EDA is highly distributed. Our system has many different processes and machines publishing and subscribing to events. Persistence is very easy to get wrong in an environment like this. The first lesson is to put enough data in each event so that subscribers of the event do not need to gather more data from the source. Also, in terms of inserts and updates, you have to be careful of table / row locks etc. If you are not careful, you'll have N processes with N threads on N machines trying to hit the same data source.

For us, a lot of these "ordinary / non-notable to downstream service events" are used in event workflows. State is important - you have to put it somewhere. The key is to think very carefully about where you put it and non screw it up.

Here is a list of some general thoughts on the subject:

  • As mentioned above, put the appropriate amount of data in each event so that subscribers do not need to gather more data from the sending system
  • If you are using persistent messaging & durable subscriptions as your EDA backbone, trust it!

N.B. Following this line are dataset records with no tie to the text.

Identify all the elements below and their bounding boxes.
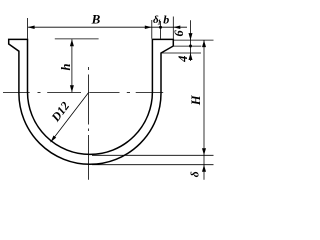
dot 6/4 boundary <box>189 45 192 48</box>
flange right edge extension line <box>172 17 174 39</box>
D12 arrow <box>51 136 57 143</box>
extension line flange-bottom level <box>174 45 202 47</box>
dot delta1/b boundary <box>159 26 162 29</box>
extension line rim-top level right <box>174 39 214 41</box>
D12 leader line <box>51 93 89 143</box>
extension line inner-bottom level <box>92 154 214 156</box>
arrow delta (up) <box>202 165 206 172</box>
horizontal center line <box>3 92 163 94</box>
arrow H top (up) <box>202 40 206 47</box>
svg-text:b: b <box>163 12 169 26</box>
arrow h top (up) <box>70 39 74 46</box>
arrow B right <box>145 25 152 29</box>
arrow H bottom (down) <box>202 148 206 155</box>
arrow 6 (down) <box>189 33 193 40</box>
svg-text:δ: δ <box>190 171 202 177</box>
dimension line 6/4 chain <box>190 20 192 61</box>
h top reference line <box>55 38 99 40</box>
dimension line delta bottom <box>203 155 205 179</box>
dimension line H <box>203 40 205 155</box>
svg-text:H: H <box>189 94 203 106</box>
svg-text:6: 6 <box>172 30 186 37</box>
svg-text:1: 1 <box>157 19 161 27</box>
vertical center line <box>88 67 90 180</box>
svg-text:B: B <box>91 11 101 26</box>
arrow 4 (up) <box>189 53 193 60</box>
svg-text:4: 4 <box>176 56 190 63</box>
arrow b right (pointing left) <box>173 25 180 29</box>
dimension line B / delta1 / b <box>28 26 187 28</box>
dimension B extension line left <box>27 18 29 39</box>
extension line wall-junction level <box>162 52 201 54</box>
crucible body outline <box>9 39 174 164</box>
arrow B left <box>28 25 35 29</box>
svg-text:h: h <box>59 63 73 70</box>
dimension line h <box>71 39 73 92</box>
extension line outer-bottom level <box>92 164 214 166</box>
extension line through dot <box>160 21 162 39</box>
dimension B extension line right <box>151 20 153 39</box>
arrow h bottom (down) <box>70 85 74 92</box>
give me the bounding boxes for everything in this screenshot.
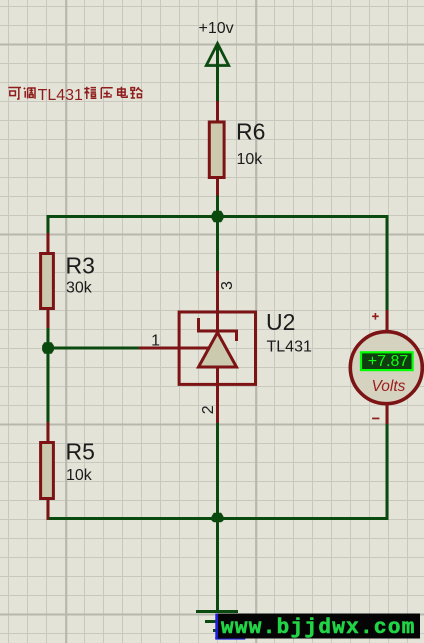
svg-text:R6: R6 bbox=[236, 119, 265, 145]
ground bbox=[196, 612, 238, 631]
node junction left bbox=[42, 342, 54, 354]
svg-text:10k: 10k bbox=[66, 467, 93, 484]
R6 reference label bbox=[236, 119, 265, 145]
svg-text:TL431: TL431 bbox=[38, 87, 83, 104]
wire right drop top bbox=[386, 215, 389, 311]
pin 2 wire bbox=[216, 384, 219, 424]
watermark www.bjjdwx.com bbox=[215, 614, 420, 641]
pin 1 label bbox=[151, 332, 160, 349]
svg-text:R5: R5 bbox=[66, 439, 95, 465]
wire bottom rail bbox=[49, 517, 389, 520]
U2 TL431 symbol bbox=[179, 312, 238, 384]
power +10v label bbox=[199, 20, 234, 37]
wire R6 bottom to node bbox=[216, 196, 219, 217]
resistor R5 pin bottom bbox=[47, 499, 50, 521]
wire node to pin 1 bbox=[48, 347, 140, 350]
pin 3 wire bbox=[216, 271, 219, 312]
resistor R3 pin top bbox=[47, 233, 50, 254]
wire bottom node to ground bbox=[216, 519, 219, 612]
pin 3 label bbox=[219, 281, 236, 290]
resistor R6 pin bottom bbox=[216, 177, 219, 196]
svg-text:+10v: +10v bbox=[199, 20, 234, 37]
voltmeter plus label bbox=[372, 313, 379, 320]
svg-text:10k: 10k bbox=[237, 151, 264, 168]
voltmeter reading +7.87 bbox=[368, 353, 409, 370]
wire R3 to node bbox=[47, 328, 50, 349]
wire pin 2 to bottom rail bbox=[216, 423, 219, 519]
power arrow symbol bbox=[206, 44, 228, 66]
svg-text:2: 2 bbox=[200, 405, 217, 414]
voltmeter minus label bbox=[372, 418, 379, 420]
pin 2 label bbox=[200, 405, 217, 414]
R3 reference label bbox=[66, 252, 95, 278]
resistor R6 pin top bbox=[216, 101, 219, 122]
resistor R3 body bbox=[41, 254, 54, 309]
R6 value label 10k bbox=[237, 151, 264, 168]
voltmeter body bbox=[350, 332, 422, 404]
wire power stem bbox=[216, 46, 219, 101]
svg-text:Volts: Volts bbox=[372, 378, 406, 395]
svg-text:R3: R3 bbox=[66, 252, 95, 278]
voltmeter display bbox=[361, 352, 413, 370]
node junction top bbox=[212, 211, 224, 223]
U2 value label TL431 bbox=[267, 338, 312, 355]
U2 reference label bbox=[266, 309, 295, 335]
svg-text:+7.87: +7.87 bbox=[368, 353, 409, 370]
resistor R5 pin top bbox=[47, 422, 50, 443]
voltmeter Volts label bbox=[372, 378, 406, 395]
op-amp U2 box bbox=[179, 312, 255, 384]
svg-text:30k: 30k bbox=[66, 279, 93, 296]
voltmeter pin bottom bbox=[386, 404, 389, 425]
wire node to pin 3 bbox=[216, 217, 219, 272]
R5 reference label bbox=[66, 439, 95, 465]
resistor R3 pin bottom bbox=[47, 309, 50, 330]
svg-text:U2: U2 bbox=[266, 309, 295, 335]
R5 value label 10k bbox=[66, 467, 93, 484]
wire voltmeter to bottom rail bbox=[386, 424, 389, 519]
R3 value label 30k bbox=[66, 279, 93, 296]
wire node to R5 bbox=[47, 348, 50, 423]
voltmeter pin top bbox=[386, 310, 389, 331]
title text 可调TL431稳压电路 bbox=[8, 87, 142, 104]
resistor R6 body bbox=[209, 122, 224, 178]
svg-text:www.bjjdwx.com: www.bjjdwx.com bbox=[221, 617, 416, 640]
svg-text:TL431: TL431 bbox=[267, 338, 312, 355]
svg-text:3: 3 bbox=[219, 281, 236, 290]
wire left drop bbox=[47, 215, 50, 235]
node junction bottom bbox=[212, 513, 224, 523]
pin 1 wire bbox=[139, 347, 180, 350]
wire top rail bbox=[47, 215, 389, 218]
resistor R5 body bbox=[41, 443, 54, 499]
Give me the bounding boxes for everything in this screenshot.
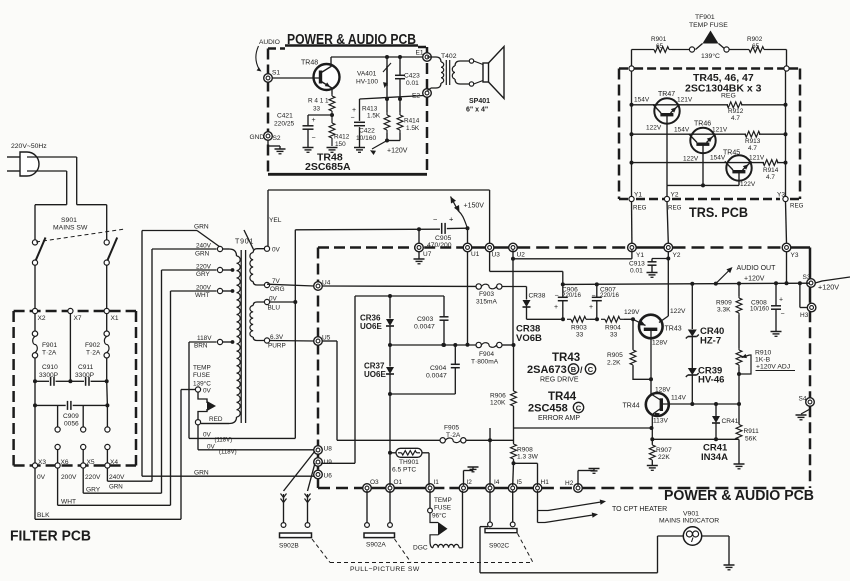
- svg-text:+: +: [312, 117, 316, 124]
- terminal X1: [104, 308, 109, 313]
- connector pins inside filter pcb: [57, 405, 59, 427]
- resistor R412 150: [331, 115, 333, 123]
- svg-text:C909: C909: [63, 413, 79, 420]
- svg-text:U2: U2: [517, 252, 526, 259]
- terminal X7: [68, 308, 73, 313]
- main pcb right border: [809, 248, 812, 279]
- svg-text:R413: R413: [362, 106, 378, 113]
- wire TR47 emitter: [666, 114, 668, 185]
- wire emitters join: [667, 184, 739, 186]
- svg-text:O3: O3: [370, 479, 379, 486]
- svg-text:F904: F904: [479, 351, 494, 358]
- T901 secondary 1: [253, 249, 264, 253]
- svg-text:X3: X3: [38, 459, 46, 466]
- svg-text:REG: REG: [721, 93, 736, 100]
- svg-text:220V: 220V: [85, 474, 101, 481]
- resistor R904 33: [590, 318, 597, 320]
- svg-text:CR41: CR41: [722, 418, 739, 425]
- svg-text:HZ-7: HZ-7: [700, 336, 721, 347]
- svg-text:S902B: S902B: [279, 543, 299, 550]
- svg-text:F902: F902: [85, 342, 100, 349]
- svg-text:220V: 220V: [196, 264, 212, 271]
- svg-text:H2: H2: [565, 480, 574, 487]
- svg-text:0V: 0V: [37, 474, 46, 481]
- resistor R411 33: [331, 94, 333, 96]
- svg-text:+: +: [554, 304, 558, 311]
- wire TRS feed left: [631, 50, 633, 66]
- wire Y3 column: [786, 252, 788, 284]
- svg-text:DGC: DGC: [413, 545, 428, 552]
- svg-text:U1: U1: [471, 251, 480, 258]
- svg-text:TRS. PCB: TRS. PCB: [689, 204, 748, 220]
- wire 0V(118V) lower to U8: [197, 425, 199, 450]
- fuse F903 315mA: [476, 284, 481, 289]
- svg-text:1K-B: 1K-B: [755, 357, 771, 364]
- svg-text:UO6E: UO6E: [364, 370, 386, 379]
- svg-text:O1: O1: [394, 479, 403, 486]
- wire YEL 0V to U3 net: [267, 190, 269, 246]
- svg-text:154V: 154V: [710, 155, 726, 162]
- terminal U9: [314, 458, 323, 467]
- svg-text:AUDIO: AUDIO: [259, 39, 280, 46]
- svg-text:I2: I2: [467, 479, 473, 486]
- svg-text:WHT: WHT: [61, 499, 76, 506]
- svg-text:220/16: 220/16: [600, 292, 619, 299]
- svg-text:TR44: TR44: [623, 403, 640, 410]
- svg-text:REG: REG: [668, 205, 682, 212]
- wire TH901 to I1: [428, 459, 430, 485]
- svg-text:−: −: [555, 293, 559, 300]
- svg-text:TH901: TH901: [399, 459, 419, 466]
- wire switch to X1: [106, 265, 108, 308]
- svg-text:TEMP: TEMP: [434, 497, 452, 504]
- terminal X2: [32, 308, 37, 313]
- svg-text:121V: 121V: [677, 97, 693, 104]
- svg-text:10/160: 10/160: [750, 306, 769, 313]
- wire U9 link: [321, 462, 355, 464]
- wire U1 column: [467, 228, 469, 243]
- svg-text:RED: RED: [209, 416, 223, 423]
- wire TR44 base line 114V: [663, 403, 739, 405]
- wire U9 to S902B: [308, 463, 316, 491]
- svg-text:R912: R912: [728, 108, 744, 115]
- to cpt heater arrows: [537, 491, 539, 523]
- svg-text:C903: C903: [417, 316, 433, 323]
- svg-text:+: +: [779, 297, 783, 304]
- switch S902A: [366, 491, 368, 523]
- svg-text:T·2A: T·2A: [86, 350, 101, 357]
- terminal H2: [574, 484, 583, 493]
- svg-text:−: −: [312, 135, 316, 142]
- svg-text:200V: 200V: [61, 474, 77, 481]
- svg-text:4.7: 4.7: [766, 174, 775, 181]
- capacitor C913 0.01: [667, 252, 669, 259]
- terminal Y3 main: [782, 243, 791, 252]
- svg-text:POWER & AUDIO PCB: POWER & AUDIO PCB: [287, 32, 416, 48]
- svg-text:Y3: Y3: [791, 252, 799, 259]
- rectifier mid rail: [388, 343, 392, 347]
- transistor TR45 2SC1304BK: [726, 155, 751, 180]
- tap 220V: [217, 267, 222, 272]
- wire F905 junction to R906 bottom: [489, 428, 491, 440]
- fuse terminals TF901: [689, 47, 694, 52]
- svg-text:129V: 129V: [624, 309, 640, 316]
- svg-text:S901: S901: [61, 217, 77, 224]
- capacitor C909 0056: [34, 381, 36, 405]
- resistor R901 6.5: [632, 49, 652, 51]
- zener CR40 HZ-7: [691, 284, 693, 329]
- pin Y2: [664, 196, 669, 201]
- wire R908 to H1: [514, 462, 538, 464]
- svg-text:C422: C422: [359, 128, 375, 135]
- svg-text:0V: 0V: [203, 432, 212, 439]
- svg-text:C910: C910: [42, 364, 58, 371]
- ground above I2: [463, 471, 465, 486]
- svg-text:TR45: TR45: [723, 150, 740, 157]
- svg-text:X5: X5: [87, 459, 95, 466]
- terminal U1: [463, 243, 472, 252]
- resistor R909 3.3K: [738, 284, 740, 297]
- svg-text:GRN: GRN: [195, 251, 210, 258]
- terminal S4: [806, 398, 815, 407]
- switch S902C: [489, 491, 491, 522]
- trs pcb border: [619, 67, 629, 70]
- svg-text:+: +: [352, 107, 356, 114]
- svg-text:−: −: [351, 115, 355, 122]
- svg-text:−: −: [433, 215, 438, 224]
- wire 128V rail: [527, 318, 564, 320]
- wire BLU 0V to ground rail: [270, 301, 296, 303]
- transistor TR43 2SA673 reg drive: [639, 315, 663, 339]
- wire U3 column to +120 rail: [489, 252, 491, 272]
- fuse F905 T-2A: [337, 439, 440, 441]
- svg-text:121V: 121V: [712, 127, 728, 134]
- trs rail 2: [630, 132, 634, 136]
- svg-text:TF901: TF901: [695, 14, 715, 21]
- +150V arrow: [458, 211, 468, 229]
- main pcb left border: [317, 248, 320, 446]
- svg-text:FUSE: FUSE: [434, 505, 451, 512]
- svg-text:TEMP FUSE: TEMP FUSE: [689, 22, 728, 29]
- svg-text:65: 65: [752, 43, 760, 50]
- terminal S1: [264, 74, 273, 83]
- rectifier box top: [355, 295, 444, 297]
- wire collector rail E1: [331, 56, 423, 58]
- main pcb bottom border: [318, 487, 363, 490]
- tap 118V: [217, 339, 222, 344]
- svg-text:4.7: 4.7: [731, 115, 740, 122]
- H3 hook: [799, 283, 801, 307]
- trs rail 3: [630, 161, 634, 165]
- mains plug P901: [20, 152, 39, 176]
- svg-text:F905: F905: [444, 425, 459, 432]
- svg-text:WHT: WHT: [195, 292, 210, 299]
- svg-text:+150V: +150V: [464, 203, 485, 210]
- svg-text:IN34A: IN34A: [701, 452, 728, 463]
- svg-text:GRY: GRY: [196, 271, 210, 278]
- svg-text:139°C: 139°C: [193, 380, 211, 388]
- svg-text:TEMP: TEMP: [193, 365, 211, 372]
- svg-text:33: 33: [610, 332, 618, 339]
- +120V rail: [563, 283, 810, 284]
- svg-text:S2: S2: [273, 135, 281, 142]
- svg-text:TR43: TR43: [665, 326, 682, 333]
- wire 0V(118V) upper: [189, 437, 295, 439]
- svg-text:PULL−PICTURE SW: PULL−PICTURE SW: [350, 566, 420, 573]
- T901 primary winding: [217, 246, 222, 251]
- svg-text:X4: X4: [110, 459, 118, 466]
- svg-text:X2: X2: [38, 315, 46, 322]
- svg-text:GRN: GRN: [194, 224, 209, 231]
- svg-text:I5: I5: [517, 479, 523, 486]
- svg-text:(118V): (118V): [219, 450, 237, 456]
- svg-text:C423: C423: [404, 73, 420, 80]
- terminal U8: [314, 446, 323, 455]
- temp fuse 96C: [429, 491, 431, 508]
- main pcb top border: [318, 246, 416, 249]
- wire 240V X4 to 240V tap: [106, 468, 108, 481]
- zener CR39 HV-46: [688, 368, 697, 375]
- svg-text:TR46: TR46: [694, 121, 711, 128]
- svg-text:2SC458: 2SC458: [528, 403, 568, 415]
- svg-text:T·2A: T·2A: [42, 350, 57, 357]
- svg-text:R903: R903: [571, 325, 587, 332]
- terminal U6: [314, 470, 323, 479]
- svg-text:0.0047: 0.0047: [414, 324, 435, 331]
- resistor R908 1.3 3W: [513, 428, 515, 443]
- svg-text:128V: 128V: [652, 340, 668, 347]
- svg-text:200V: 200V: [196, 285, 212, 292]
- svg-text:S902A: S902A: [366, 542, 386, 549]
- svg-text:GRN: GRN: [194, 470, 209, 477]
- svg-text:R 4 1 1: R 4 1 1: [308, 98, 329, 105]
- +120V feed arrow: [372, 141, 387, 150]
- svg-text:470/200: 470/200: [427, 242, 452, 249]
- svg-text:U3: U3: [492, 252, 501, 259]
- terminal H3: [807, 303, 816, 312]
- svg-text:S4: S4: [799, 396, 807, 403]
- svg-text:R904: R904: [605, 325, 621, 332]
- svg-text:SP401: SP401: [469, 98, 490, 105]
- svg-text:H3: H3: [800, 312, 809, 319]
- svg-text:GRN: GRN: [109, 484, 123, 491]
- svg-text:ERROR AMP: ERROR AMP: [538, 415, 580, 422]
- svg-text:−: −: [781, 311, 785, 318]
- svg-text:BRN: BRN: [194, 343, 208, 350]
- wire X7 down: [69, 314, 71, 382]
- terminal Y1 main: [628, 243, 637, 252]
- svg-text:X7: X7: [74, 315, 82, 322]
- svg-text:1.5K: 1.5K: [367, 113, 381, 120]
- svg-text:2SA673: 2SA673: [527, 364, 567, 376]
- resistor R903 33: [567, 318, 571, 320]
- switch link dashed: [36, 229, 125, 242]
- wire U8 to S902B: [284, 451, 316, 491]
- terminal U5: [314, 337, 323, 346]
- svg-text:I4: I4: [494, 479, 500, 486]
- svg-text:Y1: Y1: [634, 192, 642, 199]
- svg-text:33: 33: [576, 332, 584, 339]
- wire DGC to I2: [462, 491, 464, 548]
- svg-text:113V: 113V: [653, 418, 669, 425]
- svg-text:0056: 0056: [64, 421, 79, 428]
- svg-text:R905: R905: [607, 352, 623, 359]
- wire TRS feed right: [786, 50, 788, 66]
- fuse F901 T-2A: [34, 314, 36, 331]
- thermistor TH901 6.5 PTC: [390, 452, 396, 454]
- wire V901 right to ground: [702, 535, 729, 537]
- svg-text:22K: 22K: [658, 454, 670, 461]
- svg-text:0V: 0V: [207, 444, 216, 451]
- svg-text:C: C: [576, 404, 582, 413]
- svg-text:FUSE: FUSE: [193, 372, 210, 379]
- tap 200V: [217, 288, 222, 293]
- ground above H2: [577, 471, 579, 486]
- svg-text:T402: T402: [441, 53, 457, 60]
- svg-text:TR43: TR43: [552, 352, 580, 364]
- svg-text:R908: R908: [517, 447, 533, 454]
- wire R413 R414 bottom: [387, 140, 400, 142]
- svg-text:B: B: [571, 365, 577, 374]
- svg-text:C905: C905: [435, 235, 451, 242]
- svg-text:H1: H1: [541, 479, 550, 486]
- wire PURP to U5: [270, 340, 314, 343]
- svg-text:220/25: 220/25: [274, 121, 295, 128]
- svg-text:U7: U7: [423, 251, 432, 258]
- wire O1 column: [389, 394, 391, 453]
- svg-text:TR44: TR44: [548, 391, 577, 403]
- svg-text:2.2K: 2.2K: [607, 360, 621, 367]
- svg-text:PURP: PURP: [268, 343, 286, 350]
- resistor R905 2.2K: [632, 319, 634, 349]
- terminal E2: [423, 89, 432, 98]
- wire zener bottom rail: [652, 438, 740, 440]
- wire U2 branch: [511, 257, 515, 261]
- svg-text:120K: 120K: [490, 400, 506, 407]
- wire Y2 to main border: [667, 202, 668, 244]
- terminal S2: [264, 132, 273, 141]
- wire GRN bus to U6: [141, 231, 143, 477]
- rectifier bottom rail: [390, 393, 455, 395]
- svg-text:GRY: GRY: [86, 487, 101, 494]
- svg-text:10/160: 10/160: [356, 135, 377, 142]
- wire X2-X3 column: [34, 405, 36, 465]
- wire switch to X2: [34, 265, 36, 308]
- svg-text:V901: V901: [683, 511, 699, 518]
- svg-text:CR38: CR38: [529, 293, 546, 300]
- svg-text:ORG: ORG: [270, 286, 285, 293]
- diode CR41 IN34A: [715, 404, 717, 416]
- switch S902B: [281, 523, 286, 528]
- svg-text:BLU: BLU: [268, 305, 281, 312]
- wire Y2 to TR43 collector: [667, 259, 669, 317]
- svg-text:C913: C913: [629, 261, 645, 268]
- capacitor C905 470/200: [441, 223, 443, 234]
- svg-text:S902C: S902C: [489, 543, 509, 550]
- svg-text:HV-100: HV-100: [356, 79, 378, 86]
- terminal X6: [55, 463, 60, 468]
- svg-text:4.7: 4.7: [748, 145, 757, 152]
- svg-text:(118V): (118V): [215, 438, 233, 444]
- svg-text:33: 33: [313, 106, 321, 113]
- svg-text:1.5K: 1.5K: [406, 125, 420, 132]
- svg-text:F903: F903: [479, 291, 494, 298]
- wire plug to switch: [27, 156, 77, 158]
- svg-text:3.3K: 3.3K: [717, 307, 731, 314]
- svg-text:VA401: VA401: [357, 71, 377, 78]
- wire Y3 to main border: [786, 202, 787, 244]
- svg-text:R914: R914: [763, 167, 779, 174]
- svg-text:R907: R907: [656, 447, 672, 454]
- trs rail 1: [631, 71, 633, 196]
- pin Y3: [783, 196, 788, 201]
- terminal X4: [105, 463, 110, 468]
- svg-text:TO CPT HEATER: TO CPT HEATER: [612, 506, 667, 513]
- svg-text:REG: REG: [633, 205, 647, 212]
- svg-text:Y3: Y3: [777, 192, 785, 199]
- audio pcb border: [268, 47, 285, 50]
- svg-text:3300P: 3300P: [75, 372, 95, 379]
- svg-text:2SC685A: 2SC685A: [305, 161, 351, 173]
- svg-text:AUDIO OUT: AUDIO OUT: [737, 265, 777, 272]
- svg-text:240V: 240V: [196, 243, 212, 250]
- svg-text:114V: 114V: [671, 395, 687, 402]
- svg-text:Y1: Y1: [636, 252, 644, 259]
- svg-text:E2: E2: [412, 93, 420, 100]
- audio out arrow: [716, 269, 731, 284]
- svg-text:+120V ADJ: +120V ADJ: [756, 364, 790, 371]
- svg-text:S3: S3: [803, 274, 811, 281]
- svg-text:154V: 154V: [674, 127, 690, 134]
- svg-text:X1: X1: [111, 315, 119, 322]
- svg-text:R910: R910: [755, 350, 771, 357]
- svg-text:U9: U9: [324, 459, 333, 466]
- wire 118V tap loop: [189, 341, 217, 343]
- svg-text:TR48: TR48: [301, 60, 318, 67]
- capacitor C908 10/160: [775, 283, 777, 305]
- svg-text:REG: REG: [790, 203, 804, 210]
- svg-text:GND: GND: [250, 134, 265, 141]
- wire 0V tap to BLK bus: [181, 389, 195, 391]
- svg-text:+120V: +120V: [744, 276, 765, 283]
- terminal H1: [533, 484, 542, 493]
- svg-text:+120V: +120V: [818, 283, 839, 292]
- svg-text:T·800mA: T·800mA: [471, 359, 499, 366]
- svg-text:E1: E1: [416, 50, 424, 57]
- fuse F902 T-2A: [106, 314, 108, 331]
- svg-text:122V: 122V: [683, 156, 699, 163]
- svg-text:S1: S1: [272, 70, 280, 77]
- svg-text:122V: 122V: [670, 308, 686, 315]
- terminal U4: [314, 282, 323, 291]
- svg-text:1.3 3W: 1.3 3W: [517, 454, 539, 461]
- svg-text:240V: 240V: [109, 474, 125, 481]
- svg-text:0V: 0V: [203, 388, 212, 395]
- svg-text:96°C: 96°C: [432, 512, 447, 520]
- svg-text:+120V: +120V: [387, 148, 408, 155]
- svg-text:0V: 0V: [272, 247, 281, 254]
- terminal O1: [386, 484, 395, 493]
- terminal O3: [363, 484, 372, 493]
- speaker SP401: [474, 61, 483, 65]
- svg-text:POWER & AUDIO PCB: POWER & AUDIO PCB: [664, 488, 814, 504]
- wire E2 rail: [360, 96, 425, 100]
- svg-text:C421: C421: [277, 113, 293, 120]
- svg-text:R902: R902: [747, 36, 763, 43]
- +120V outside S3: [815, 277, 850, 283]
- wire WHT X6 to 200V tap: [57, 468, 59, 505]
- svg-text:6" x 4": 6" x 4": [466, 107, 488, 114]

You do not need to persist state in each service that handles an event. If you do, you are going to regret it
  • XML shredding is expensive and results in a high defect rate (on the way in and out)
  • Separate transient (i.e., part of event workflow), terminal state (i.e., completed event workflow), and reporting data bases (ODS, Data ware house, OLAP)
  • Beware of O/R tools
    1. Work ok in experienced hands, but caching difficult if multiple services in different JVMs have separate cache, mistakes can be hard to fix
    2. Use proper granularity
    3. Emitted SQL not always performant
    4. Often ends up being more complicated then JDBC
  • Consider XML database, high performance reliable file system, or caching solution for transient data


John J Wright said...

Hi Mike,

My name is John Wright and I find your blog very helpful and informative. We have similar backgrounds. I recently started working for CapeClear Software and am interested in your EDA experience but have found all of your entries to be very thought provoking.


Cameron Purdy said...

I've had very similar experiences to what you describe.


fuzzy said...

Hey thanks John - glad to hear that it is useful.